One of the things the bear did when visiting the children's homes was to make some of the parents so angry that they demanded that Ms. Gibbons be severely punished. The Sudanese Assembly of the Ulemas, described as an influential and semi-official association of clerics and Islamic scholars, said the teddy bear was a Western plot against Islam and demanded that Ms. Gibbons be punished to the full extent of the law. They said the bear's baptism was "a calculated action and another ring in the circles of plotting against Islam."
Following trial, Ms. Gibbons was sentenced to 14 days in jail following which time she was to be deported. On November 30, hundreds of demonstrators took to the streets demanding that Ms. Gibbons be killed for insulting Islam. Reports suggested that many of the demonstrators were government employees who had been ordered to take to the streets to protest the lightness of her sentence.
President Bashir showed himself to be truly compassionate in the teddy bear case, a quality he has successfully hidden when addressing the slaughter in Darfur. He pardoned Ms. Gibbons and permitted her to return to England before her jail sentence had ended. Now that he is not distracted by the teddy bear Mr. Bashir may direct his presidential gaze towards Darfur. If the past is prologue to the future, he won't. Meanwhile, half way around the world, Venezuela's Hugo Chávez was continuing to prove that among loony world leaders he takes a back seat to no one.
Addressing the General Assembly at the U.N. in 2006 he likened Mr. Bush to the devil, a comparison that even Mr. Bush's detractors found excessive if not offensive. Mr. Bush is not he only target of Mr. Chávez's invective.

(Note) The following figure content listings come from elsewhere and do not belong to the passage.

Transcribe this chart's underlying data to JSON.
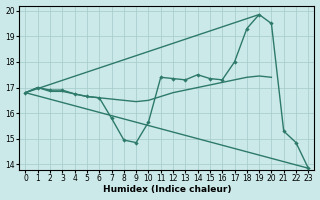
{
  "xlabel": "Humidex (Indice chaleur)",
  "xlim": [
    -0.5,
    23.5
  ],
  "ylim": [
    13.8,
    20.2
  ],
  "yticks": [
    14,
    15,
    16,
    17,
    18,
    19,
    20
  ],
  "xticks": [
    0,
    1,
    2,
    3,
    4,
    5,
    6,
    7,
    8,
    9,
    10,
    11,
    12,
    13,
    14,
    15,
    16,
    17,
    18,
    19,
    20,
    21,
    22,
    23
  ],
  "bg_color": "#cce9e9",
  "line_color": "#2d7a6a",
  "grid_color": "#aacece",
  "line1_x": [
    0,
    1,
    2,
    3,
    4,
    5,
    6,
    7,
    8,
    9,
    10,
    11,
    12,
    13,
    14,
    15,
    16,
    17,
    18,
    19,
    20,
    21,
    22,
    23
  ],
  "line1_y": [
    16.8,
    17.0,
    16.9,
    16.9,
    16.75,
    16.65,
    16.6,
    15.8,
    14.95,
    14.85,
    15.65,
    17.4,
    17.35,
    17.3,
    17.5,
    17.35,
    17.3,
    18.0,
    19.3,
    19.85,
    19.5,
    15.3,
    14.85,
    13.85
  ],
  "line2_x": [
    0,
    1,
    2,
    3,
    4,
    5,
    6,
    7,
    8,
    9,
    10,
    11,
    12,
    13,
    14,
    15,
    16,
    17,
    18,
    19,
    20
  ],
  "line2_y": [
    16.8,
    17.0,
    16.85,
    16.85,
    16.75,
    16.65,
    16.6,
    16.55,
    16.5,
    16.45,
    16.5,
    16.65,
    16.8,
    16.9,
    17.0,
    17.1,
    17.2,
    17.3,
    17.4,
    17.45,
    17.4
  ],
  "line3_x": [
    0,
    19
  ],
  "line3_y": [
    16.8,
    19.85
  ],
  "line4_x": [
    0,
    23
  ],
  "line4_y": [
    16.8,
    13.85
  ]
}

Attending a summit in Chile of leaders from Latin America, Spain and Portugal, Mr. Chávez repeatedly referred to former Spanish Prime Minister Jose Maria Aznar as a "fascist." "Fascists, " said he, "are not human. A snake is more human." Exasperated by the rhetoric, Juan Carlos, the king of Spain, finally blurted out "Why don't you just shut up." Mr. Chávez who gives better than he takes, was offended at the remark and has now demanded an apology.
Referring to the event in a recent speech he said: "Are we going to turn the page, are we going to forget? No! The only way this is going to be fixed is for the king of Spain to offer an apology for having attacked the Venezuelan head of state." Putting force behind his words he went on to say that if no apology were forthcoming he would nationalize the Venezuelan subsidiaries of Spanish banks, Banco Santander SA and Banco Bilbao Vizcaya Argentaria SA. Infatuated with the sound of his own words he said that if the U.S. interfered in the election held December 2, he would cut off its oil sales on Monday, December 3. Since sales were not cut off presumably there was no interference.